Throughout history, archery has continued to evolve, and its role has shifted from a primary tool of warfare to a competitive sport and recreational activity. Today, modern archery encompasses a variety of styles and equipment, such as compound bows and Olympic-style recurve bows, reflecting its rich history and ongoing development.


In conclusion, the bow and arrow has a long and storied history, evolving through various civilizations and time periods.
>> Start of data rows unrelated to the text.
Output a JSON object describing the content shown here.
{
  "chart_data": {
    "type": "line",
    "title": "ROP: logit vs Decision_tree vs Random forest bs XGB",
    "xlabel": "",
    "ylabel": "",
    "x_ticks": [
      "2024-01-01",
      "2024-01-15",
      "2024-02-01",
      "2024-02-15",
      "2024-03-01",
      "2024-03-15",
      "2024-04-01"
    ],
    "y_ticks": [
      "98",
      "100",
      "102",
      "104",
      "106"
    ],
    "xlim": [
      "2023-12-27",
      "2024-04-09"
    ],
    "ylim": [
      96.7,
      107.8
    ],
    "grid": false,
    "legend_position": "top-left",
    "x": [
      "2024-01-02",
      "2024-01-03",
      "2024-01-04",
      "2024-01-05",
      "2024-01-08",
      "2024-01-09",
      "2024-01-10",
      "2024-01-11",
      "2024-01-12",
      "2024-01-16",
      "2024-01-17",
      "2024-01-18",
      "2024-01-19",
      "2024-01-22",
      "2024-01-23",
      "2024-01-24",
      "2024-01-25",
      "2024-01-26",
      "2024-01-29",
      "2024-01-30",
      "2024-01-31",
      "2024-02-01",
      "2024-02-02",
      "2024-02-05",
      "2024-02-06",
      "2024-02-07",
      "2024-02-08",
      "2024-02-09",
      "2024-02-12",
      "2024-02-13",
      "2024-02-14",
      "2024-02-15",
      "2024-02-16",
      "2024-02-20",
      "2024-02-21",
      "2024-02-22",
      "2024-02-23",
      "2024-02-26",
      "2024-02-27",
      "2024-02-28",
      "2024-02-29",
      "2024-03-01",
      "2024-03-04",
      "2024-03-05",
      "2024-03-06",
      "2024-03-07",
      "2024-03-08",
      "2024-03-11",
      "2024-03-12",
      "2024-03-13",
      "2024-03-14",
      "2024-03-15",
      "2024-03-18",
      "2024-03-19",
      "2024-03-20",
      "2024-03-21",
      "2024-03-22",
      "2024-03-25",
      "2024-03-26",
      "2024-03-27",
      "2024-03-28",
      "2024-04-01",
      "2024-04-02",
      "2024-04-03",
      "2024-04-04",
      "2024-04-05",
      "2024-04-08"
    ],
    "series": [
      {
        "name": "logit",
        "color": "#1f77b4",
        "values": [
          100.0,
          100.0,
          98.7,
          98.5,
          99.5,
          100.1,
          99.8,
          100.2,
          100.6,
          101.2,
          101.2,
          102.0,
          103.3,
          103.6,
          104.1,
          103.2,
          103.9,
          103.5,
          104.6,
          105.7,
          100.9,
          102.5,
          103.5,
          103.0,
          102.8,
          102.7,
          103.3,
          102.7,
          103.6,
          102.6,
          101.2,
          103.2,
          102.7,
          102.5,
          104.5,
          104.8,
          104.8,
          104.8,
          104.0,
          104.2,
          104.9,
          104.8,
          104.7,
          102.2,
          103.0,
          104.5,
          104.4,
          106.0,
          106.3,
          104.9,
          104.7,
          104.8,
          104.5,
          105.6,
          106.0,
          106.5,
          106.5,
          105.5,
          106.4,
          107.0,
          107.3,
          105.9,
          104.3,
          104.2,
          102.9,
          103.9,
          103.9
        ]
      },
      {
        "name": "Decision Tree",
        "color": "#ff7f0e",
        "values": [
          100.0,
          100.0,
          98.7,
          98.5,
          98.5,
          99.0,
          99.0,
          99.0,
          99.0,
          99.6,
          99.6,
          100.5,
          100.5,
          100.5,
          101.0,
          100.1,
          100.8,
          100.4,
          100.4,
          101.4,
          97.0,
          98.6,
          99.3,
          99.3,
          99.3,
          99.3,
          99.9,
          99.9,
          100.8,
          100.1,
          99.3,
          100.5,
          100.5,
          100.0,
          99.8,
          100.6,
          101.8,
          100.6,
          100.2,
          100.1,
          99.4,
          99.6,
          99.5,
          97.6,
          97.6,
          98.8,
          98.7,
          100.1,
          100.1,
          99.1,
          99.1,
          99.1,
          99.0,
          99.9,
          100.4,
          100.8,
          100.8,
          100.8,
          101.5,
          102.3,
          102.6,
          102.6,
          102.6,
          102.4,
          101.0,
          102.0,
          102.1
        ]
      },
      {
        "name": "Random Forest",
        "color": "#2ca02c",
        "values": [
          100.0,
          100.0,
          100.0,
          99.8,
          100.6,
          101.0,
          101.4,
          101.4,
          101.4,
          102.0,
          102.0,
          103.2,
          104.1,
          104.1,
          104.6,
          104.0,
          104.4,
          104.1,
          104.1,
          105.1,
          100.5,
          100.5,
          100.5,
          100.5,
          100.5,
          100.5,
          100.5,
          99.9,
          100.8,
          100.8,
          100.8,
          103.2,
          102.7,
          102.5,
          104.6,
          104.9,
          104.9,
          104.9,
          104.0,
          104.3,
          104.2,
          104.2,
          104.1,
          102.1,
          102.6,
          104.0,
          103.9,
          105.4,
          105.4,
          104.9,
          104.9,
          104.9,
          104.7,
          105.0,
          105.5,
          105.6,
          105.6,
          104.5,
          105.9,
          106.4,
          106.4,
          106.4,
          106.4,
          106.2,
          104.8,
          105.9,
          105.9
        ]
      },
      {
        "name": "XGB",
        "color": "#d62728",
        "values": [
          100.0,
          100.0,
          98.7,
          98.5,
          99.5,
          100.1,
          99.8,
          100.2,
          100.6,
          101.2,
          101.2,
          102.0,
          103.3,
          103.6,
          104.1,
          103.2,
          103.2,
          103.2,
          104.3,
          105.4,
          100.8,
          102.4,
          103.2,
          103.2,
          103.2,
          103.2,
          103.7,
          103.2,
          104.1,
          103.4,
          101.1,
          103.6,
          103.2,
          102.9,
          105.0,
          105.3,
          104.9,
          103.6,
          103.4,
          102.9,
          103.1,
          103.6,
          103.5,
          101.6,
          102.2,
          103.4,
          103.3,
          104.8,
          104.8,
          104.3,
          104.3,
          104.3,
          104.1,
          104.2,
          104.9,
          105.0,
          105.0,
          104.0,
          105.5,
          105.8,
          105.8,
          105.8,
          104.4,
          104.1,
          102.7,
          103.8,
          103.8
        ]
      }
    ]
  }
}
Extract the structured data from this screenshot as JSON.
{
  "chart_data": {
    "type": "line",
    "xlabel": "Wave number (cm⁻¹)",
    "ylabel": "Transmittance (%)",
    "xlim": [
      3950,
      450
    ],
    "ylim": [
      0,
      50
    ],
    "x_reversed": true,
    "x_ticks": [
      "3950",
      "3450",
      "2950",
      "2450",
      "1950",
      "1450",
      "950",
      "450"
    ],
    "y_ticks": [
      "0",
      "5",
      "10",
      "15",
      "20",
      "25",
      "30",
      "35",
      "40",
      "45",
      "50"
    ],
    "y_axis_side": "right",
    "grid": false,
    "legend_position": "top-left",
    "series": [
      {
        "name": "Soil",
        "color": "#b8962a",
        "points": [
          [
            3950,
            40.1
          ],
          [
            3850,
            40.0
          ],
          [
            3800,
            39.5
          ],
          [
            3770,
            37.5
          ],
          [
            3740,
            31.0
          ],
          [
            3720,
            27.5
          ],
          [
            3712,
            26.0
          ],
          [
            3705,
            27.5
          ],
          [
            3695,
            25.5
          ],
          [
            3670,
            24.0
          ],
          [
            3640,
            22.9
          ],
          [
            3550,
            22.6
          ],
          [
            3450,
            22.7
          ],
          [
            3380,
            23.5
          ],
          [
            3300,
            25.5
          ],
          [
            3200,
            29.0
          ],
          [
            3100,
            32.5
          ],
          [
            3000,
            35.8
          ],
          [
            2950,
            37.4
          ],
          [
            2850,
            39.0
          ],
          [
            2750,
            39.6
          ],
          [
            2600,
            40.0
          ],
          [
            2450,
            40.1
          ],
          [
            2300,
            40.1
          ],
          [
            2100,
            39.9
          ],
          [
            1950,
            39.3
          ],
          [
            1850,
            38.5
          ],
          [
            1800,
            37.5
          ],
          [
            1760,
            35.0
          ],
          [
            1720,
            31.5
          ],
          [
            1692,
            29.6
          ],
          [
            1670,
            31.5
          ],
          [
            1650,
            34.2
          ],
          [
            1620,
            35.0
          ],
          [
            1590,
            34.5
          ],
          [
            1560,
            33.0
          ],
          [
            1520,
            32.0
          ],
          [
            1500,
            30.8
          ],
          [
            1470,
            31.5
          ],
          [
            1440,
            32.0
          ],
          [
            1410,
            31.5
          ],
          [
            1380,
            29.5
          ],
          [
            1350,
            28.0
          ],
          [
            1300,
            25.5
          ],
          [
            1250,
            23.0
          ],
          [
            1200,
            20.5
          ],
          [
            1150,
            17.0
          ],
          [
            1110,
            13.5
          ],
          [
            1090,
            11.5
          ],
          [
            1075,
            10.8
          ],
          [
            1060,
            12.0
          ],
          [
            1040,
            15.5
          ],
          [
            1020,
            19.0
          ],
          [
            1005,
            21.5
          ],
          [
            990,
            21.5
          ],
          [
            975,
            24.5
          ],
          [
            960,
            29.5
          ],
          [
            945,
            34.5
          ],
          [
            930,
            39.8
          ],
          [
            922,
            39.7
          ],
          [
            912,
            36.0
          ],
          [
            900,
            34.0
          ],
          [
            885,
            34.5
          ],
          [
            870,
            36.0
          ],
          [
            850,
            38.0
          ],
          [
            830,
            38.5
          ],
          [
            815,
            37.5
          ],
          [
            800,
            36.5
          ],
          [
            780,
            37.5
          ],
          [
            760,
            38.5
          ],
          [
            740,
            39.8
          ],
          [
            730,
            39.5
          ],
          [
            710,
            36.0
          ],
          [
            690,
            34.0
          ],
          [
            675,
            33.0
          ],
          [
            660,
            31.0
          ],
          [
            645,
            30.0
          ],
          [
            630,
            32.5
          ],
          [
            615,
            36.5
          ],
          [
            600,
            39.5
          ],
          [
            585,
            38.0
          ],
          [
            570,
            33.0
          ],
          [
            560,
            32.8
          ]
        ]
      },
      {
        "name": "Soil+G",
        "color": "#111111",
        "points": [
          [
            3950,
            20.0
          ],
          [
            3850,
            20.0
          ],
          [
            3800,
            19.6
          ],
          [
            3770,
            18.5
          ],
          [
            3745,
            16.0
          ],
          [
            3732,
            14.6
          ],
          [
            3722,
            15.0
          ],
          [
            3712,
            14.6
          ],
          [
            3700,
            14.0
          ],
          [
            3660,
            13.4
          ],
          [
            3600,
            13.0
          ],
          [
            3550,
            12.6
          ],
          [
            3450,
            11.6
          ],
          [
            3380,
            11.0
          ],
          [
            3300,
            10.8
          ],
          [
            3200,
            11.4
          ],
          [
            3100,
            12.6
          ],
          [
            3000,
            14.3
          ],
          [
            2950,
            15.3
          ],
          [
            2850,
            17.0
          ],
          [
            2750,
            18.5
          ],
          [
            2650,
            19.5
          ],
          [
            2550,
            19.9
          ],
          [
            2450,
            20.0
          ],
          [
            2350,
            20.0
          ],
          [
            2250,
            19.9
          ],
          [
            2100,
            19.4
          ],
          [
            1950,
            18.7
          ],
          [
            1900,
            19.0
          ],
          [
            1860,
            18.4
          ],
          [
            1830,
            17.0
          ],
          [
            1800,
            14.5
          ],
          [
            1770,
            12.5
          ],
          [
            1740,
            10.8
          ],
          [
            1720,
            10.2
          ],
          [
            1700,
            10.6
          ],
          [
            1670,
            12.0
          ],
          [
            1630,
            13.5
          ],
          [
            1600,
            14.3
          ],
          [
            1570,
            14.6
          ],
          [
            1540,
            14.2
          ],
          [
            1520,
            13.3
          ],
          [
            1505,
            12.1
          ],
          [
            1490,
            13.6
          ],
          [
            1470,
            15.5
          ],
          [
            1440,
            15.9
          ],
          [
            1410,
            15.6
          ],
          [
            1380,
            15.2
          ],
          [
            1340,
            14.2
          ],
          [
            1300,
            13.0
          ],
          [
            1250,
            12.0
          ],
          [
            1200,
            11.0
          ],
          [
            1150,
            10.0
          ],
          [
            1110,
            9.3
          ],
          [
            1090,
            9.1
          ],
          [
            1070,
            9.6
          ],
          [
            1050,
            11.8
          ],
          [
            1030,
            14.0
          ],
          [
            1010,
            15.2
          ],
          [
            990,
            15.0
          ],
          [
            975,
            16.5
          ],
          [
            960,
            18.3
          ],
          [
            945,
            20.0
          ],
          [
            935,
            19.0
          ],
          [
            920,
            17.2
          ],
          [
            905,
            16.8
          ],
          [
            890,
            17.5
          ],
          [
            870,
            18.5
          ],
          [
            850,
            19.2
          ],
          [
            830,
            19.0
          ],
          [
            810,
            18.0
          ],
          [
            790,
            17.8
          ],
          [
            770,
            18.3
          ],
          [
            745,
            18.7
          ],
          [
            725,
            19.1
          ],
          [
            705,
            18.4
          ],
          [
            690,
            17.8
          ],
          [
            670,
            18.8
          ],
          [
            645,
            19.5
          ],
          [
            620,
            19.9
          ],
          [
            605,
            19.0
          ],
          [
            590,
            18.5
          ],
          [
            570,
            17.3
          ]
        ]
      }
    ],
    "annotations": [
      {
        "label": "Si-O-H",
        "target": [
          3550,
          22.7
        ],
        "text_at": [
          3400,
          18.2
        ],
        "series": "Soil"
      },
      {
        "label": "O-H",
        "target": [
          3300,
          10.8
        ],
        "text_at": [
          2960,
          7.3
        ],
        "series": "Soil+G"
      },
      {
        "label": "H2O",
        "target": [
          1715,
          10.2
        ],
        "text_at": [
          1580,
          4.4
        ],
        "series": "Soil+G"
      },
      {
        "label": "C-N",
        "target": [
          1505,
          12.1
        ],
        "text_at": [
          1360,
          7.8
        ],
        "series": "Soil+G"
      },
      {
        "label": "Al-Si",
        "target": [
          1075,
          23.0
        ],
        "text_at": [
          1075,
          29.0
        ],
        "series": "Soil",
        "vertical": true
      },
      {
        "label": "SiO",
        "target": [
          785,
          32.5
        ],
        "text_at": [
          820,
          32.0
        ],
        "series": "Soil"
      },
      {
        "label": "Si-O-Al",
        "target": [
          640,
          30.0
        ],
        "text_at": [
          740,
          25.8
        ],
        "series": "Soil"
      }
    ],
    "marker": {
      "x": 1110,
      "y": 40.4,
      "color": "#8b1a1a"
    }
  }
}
From its earliest origins in the Late Paleolithic period to its use in warfare, hunting, and eventually as a sport, archery has continuously adapted to suit the needs of the people who practiced it.

Key developments in bow and arrow technology, such as the composite bow, recurve bow, crossbow, longbow, and modern compound and Olympic-style recurve bows, showcase the ongoing innovations in this ancient discipline.

Today, archery remains a popular sport and recreational activity worldwide, reflecting its rich history and continued appeal across cultures and generations.